Wait, I thought you said this was guaranteed constant time?
I did. This can be made constant time by simply bounding the number of nodes you traverse to find the live neighbour – to, say, 10. If there are so many competing adjacent deletes that you exceed this number of traversals, you just stop on the 10th deleted node and modify it, editing out the following 10 deleted nodes. The upshot is a list that steadily shrinks, instead of immediately reflecting the correct state, amortizing the costs over multiple operations. This has a stronger impact than it might first appear, switching aggregate behaviour when competition gets too fierce: once we exceed 10 items, mutators start editing different nodes, doing so without competition, ensuring we tend rapidly back towards our ideal list. In reality these modifications occur in such a short space of time that only a small fraction fail to apply cleanly, so this only bounds worst case behaviour.
In summation, why do I care?
The list supports wait-free removal in guaranteed constant time, and as the list grows in size (relative to mutator count) its behaviour tends steadily towards that of a single-threaded structure. This is pretty unique to my knowledge. It can also be extended in a number of interesting ways, to support lock-free insertion to arbitrary positions in the list, or wait-free append if we do not care about traversal order. But this was no doubt exhausting to read, so I’ll save that for another time. In the meantime, take a look at the code here and here.

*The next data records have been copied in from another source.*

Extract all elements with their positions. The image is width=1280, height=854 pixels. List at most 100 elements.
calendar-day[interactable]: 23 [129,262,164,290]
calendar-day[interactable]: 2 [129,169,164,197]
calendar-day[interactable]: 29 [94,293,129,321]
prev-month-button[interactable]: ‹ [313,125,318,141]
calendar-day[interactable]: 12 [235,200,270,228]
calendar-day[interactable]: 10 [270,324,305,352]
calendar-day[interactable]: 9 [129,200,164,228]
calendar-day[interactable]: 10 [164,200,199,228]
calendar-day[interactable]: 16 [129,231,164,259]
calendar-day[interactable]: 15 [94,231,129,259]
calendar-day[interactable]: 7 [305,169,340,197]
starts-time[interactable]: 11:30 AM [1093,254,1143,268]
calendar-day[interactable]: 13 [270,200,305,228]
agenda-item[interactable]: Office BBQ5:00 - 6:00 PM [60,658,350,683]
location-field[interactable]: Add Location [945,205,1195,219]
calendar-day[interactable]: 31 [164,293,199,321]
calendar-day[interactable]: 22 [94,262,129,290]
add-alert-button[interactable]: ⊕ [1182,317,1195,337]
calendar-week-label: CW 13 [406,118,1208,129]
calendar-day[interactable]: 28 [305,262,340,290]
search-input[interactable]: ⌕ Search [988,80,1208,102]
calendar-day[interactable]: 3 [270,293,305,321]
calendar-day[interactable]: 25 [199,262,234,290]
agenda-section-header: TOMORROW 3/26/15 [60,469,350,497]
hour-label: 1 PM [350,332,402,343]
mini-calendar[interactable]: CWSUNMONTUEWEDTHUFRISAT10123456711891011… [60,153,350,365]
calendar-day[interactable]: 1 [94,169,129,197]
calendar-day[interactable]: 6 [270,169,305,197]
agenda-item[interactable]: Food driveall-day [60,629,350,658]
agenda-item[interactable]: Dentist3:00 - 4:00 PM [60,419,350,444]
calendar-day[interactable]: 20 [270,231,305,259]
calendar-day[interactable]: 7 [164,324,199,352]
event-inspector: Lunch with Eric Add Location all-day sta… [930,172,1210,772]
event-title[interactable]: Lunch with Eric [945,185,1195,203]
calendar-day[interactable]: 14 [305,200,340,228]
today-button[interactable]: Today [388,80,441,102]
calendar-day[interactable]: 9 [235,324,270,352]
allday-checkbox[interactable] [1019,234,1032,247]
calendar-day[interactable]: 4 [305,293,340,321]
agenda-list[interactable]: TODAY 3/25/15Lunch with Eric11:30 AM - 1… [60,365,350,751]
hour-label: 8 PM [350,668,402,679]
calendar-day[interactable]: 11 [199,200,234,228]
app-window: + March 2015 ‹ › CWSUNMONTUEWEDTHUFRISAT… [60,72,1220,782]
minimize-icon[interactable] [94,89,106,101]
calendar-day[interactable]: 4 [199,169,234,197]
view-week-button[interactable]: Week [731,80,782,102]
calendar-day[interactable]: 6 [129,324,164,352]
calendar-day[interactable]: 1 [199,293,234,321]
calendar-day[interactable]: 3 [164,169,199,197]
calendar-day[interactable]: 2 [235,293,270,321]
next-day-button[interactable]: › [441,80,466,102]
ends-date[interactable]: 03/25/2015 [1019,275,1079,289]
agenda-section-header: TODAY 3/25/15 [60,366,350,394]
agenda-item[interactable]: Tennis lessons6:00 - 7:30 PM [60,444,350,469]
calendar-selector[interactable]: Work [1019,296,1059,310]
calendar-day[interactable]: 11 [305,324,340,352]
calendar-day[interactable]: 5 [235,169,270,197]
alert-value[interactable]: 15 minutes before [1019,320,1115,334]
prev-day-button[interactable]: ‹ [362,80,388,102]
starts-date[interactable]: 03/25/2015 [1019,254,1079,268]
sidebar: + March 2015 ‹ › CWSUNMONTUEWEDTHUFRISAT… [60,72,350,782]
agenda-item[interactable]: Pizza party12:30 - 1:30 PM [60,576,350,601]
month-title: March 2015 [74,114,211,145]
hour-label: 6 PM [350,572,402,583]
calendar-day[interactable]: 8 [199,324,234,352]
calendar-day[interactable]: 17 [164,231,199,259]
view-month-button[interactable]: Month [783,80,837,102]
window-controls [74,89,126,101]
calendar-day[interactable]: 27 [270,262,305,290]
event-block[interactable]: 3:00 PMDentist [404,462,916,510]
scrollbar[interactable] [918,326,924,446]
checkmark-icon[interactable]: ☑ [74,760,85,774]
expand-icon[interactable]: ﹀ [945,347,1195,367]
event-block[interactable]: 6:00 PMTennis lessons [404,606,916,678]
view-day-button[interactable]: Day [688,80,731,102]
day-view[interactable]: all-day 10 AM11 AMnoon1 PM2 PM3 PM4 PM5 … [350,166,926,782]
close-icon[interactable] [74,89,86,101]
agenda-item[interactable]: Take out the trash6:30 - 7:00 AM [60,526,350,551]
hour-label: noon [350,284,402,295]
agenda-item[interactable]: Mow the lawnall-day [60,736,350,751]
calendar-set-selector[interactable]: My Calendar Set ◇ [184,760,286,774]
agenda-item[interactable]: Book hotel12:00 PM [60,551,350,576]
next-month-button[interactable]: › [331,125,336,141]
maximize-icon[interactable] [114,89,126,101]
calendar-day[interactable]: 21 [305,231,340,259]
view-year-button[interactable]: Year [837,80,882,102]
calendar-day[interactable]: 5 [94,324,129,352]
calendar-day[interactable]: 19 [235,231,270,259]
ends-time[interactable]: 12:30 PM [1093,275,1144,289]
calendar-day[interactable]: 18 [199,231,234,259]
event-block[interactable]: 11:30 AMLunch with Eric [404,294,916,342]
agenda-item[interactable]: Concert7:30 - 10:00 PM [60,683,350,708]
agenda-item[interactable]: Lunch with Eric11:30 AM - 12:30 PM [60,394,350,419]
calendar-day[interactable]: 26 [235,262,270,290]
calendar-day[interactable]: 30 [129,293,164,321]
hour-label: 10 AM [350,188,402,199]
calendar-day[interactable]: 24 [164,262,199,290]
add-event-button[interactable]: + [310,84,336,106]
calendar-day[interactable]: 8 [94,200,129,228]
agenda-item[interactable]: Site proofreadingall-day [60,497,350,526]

1 Atomicity is a spectrum, and here I’m really referring to read-modify-write atomicity, not the requirement that any single modification is visible atomically
2 Insertion at this point either needs mutual exclusion or a normal lock-free CAS-based append, and is out-of-scope for this article. By having one list per <em>inserting</em> thread we can support wait-free insertion and wait-free removal, but lose in-order traversal, and this will be the topic of a follow up article.